As I tucked the kids into bed on Sunday night, Sept. 10, I reassured them that everything was OK. Jacksonville was safe and we are praying for everyone in Tampa. No one knew what the morning would bring.

floodWhat ensued in the hours of the next morning is nothing short of a nightmare; At least for me and my family. What was already a night of uneasy sleep because we could hear howling wind and pounding rain. All I could think was, “everyone said Jacksonville would be ok, but this doesn’t sound good.” It wasn’t good. The power went out overnight. At 6 o’clock in the morning, my Dad and I started making rounds in the house. They live near the St. John’s River. But, on this particular morning, they lived IN the St. John’s River. It took our eyes moments to adjust to what we were seeing. Water was gushing into the house from the back. It’s true what they say everything does start to move in slow motion. My son was awake and started to ask way too many questions. He was scared. It was becoming clear that if we didn’t leave soon we would be trapped and we might become a lead story somewhere. The water was rising quickly in the front and there was no way to get our cars out of the garage. The brain goes into survival mode. Throw what you need in one bag. Walk through this flood water and get OUT. We could see neighbors slowly peering out and their expressions of disbelief mimicking ours.

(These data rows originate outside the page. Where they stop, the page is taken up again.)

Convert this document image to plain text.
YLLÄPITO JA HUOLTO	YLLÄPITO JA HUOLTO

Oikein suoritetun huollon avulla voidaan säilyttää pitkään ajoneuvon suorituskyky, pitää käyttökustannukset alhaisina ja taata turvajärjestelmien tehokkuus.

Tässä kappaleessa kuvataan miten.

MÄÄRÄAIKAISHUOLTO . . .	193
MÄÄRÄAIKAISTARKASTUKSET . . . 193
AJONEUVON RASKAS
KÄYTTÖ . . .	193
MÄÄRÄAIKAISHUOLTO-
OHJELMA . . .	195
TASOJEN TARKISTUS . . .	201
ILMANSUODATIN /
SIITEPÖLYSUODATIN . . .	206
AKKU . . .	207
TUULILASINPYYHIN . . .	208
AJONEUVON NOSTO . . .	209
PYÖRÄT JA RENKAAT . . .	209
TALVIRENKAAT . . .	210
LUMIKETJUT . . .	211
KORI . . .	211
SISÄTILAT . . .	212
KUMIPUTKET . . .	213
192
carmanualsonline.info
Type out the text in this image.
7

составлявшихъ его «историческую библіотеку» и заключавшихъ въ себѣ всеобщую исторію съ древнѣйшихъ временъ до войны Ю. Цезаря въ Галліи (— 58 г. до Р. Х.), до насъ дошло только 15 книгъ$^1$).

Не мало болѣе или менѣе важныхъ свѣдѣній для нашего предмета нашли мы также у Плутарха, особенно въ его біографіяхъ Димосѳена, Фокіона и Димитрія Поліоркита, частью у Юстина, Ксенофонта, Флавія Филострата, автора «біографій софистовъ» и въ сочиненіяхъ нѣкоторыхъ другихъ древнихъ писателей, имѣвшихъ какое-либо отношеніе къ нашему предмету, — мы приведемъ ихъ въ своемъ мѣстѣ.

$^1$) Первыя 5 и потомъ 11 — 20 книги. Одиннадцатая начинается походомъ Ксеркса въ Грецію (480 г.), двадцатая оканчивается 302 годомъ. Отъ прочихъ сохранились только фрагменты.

With the help of neighbors and friends, we made it through the flood waters to safety. Everyone is alive and my kids indeed will have a story to tell. But I will say through all the feelings, the fear of harm coming to someone I love, the sadness of my immigrant parent’s losing their dream home, the guilt that I lead my family into harm’s way, the overriding feeling was shock in people’s willingness to help us. There is something about tragedy, hardship and chaos that truly bonds people. People are good. They want to connect. They want to help. It makes them feel good. It brings me a lot of hope and sheds a lot of light on some of the darkest moments. The light continues to shine as I receive updates on all the help my parents are receiving as they try to build their life again. There you have it. Tragedy, not even Irma, can dampen the human spirit.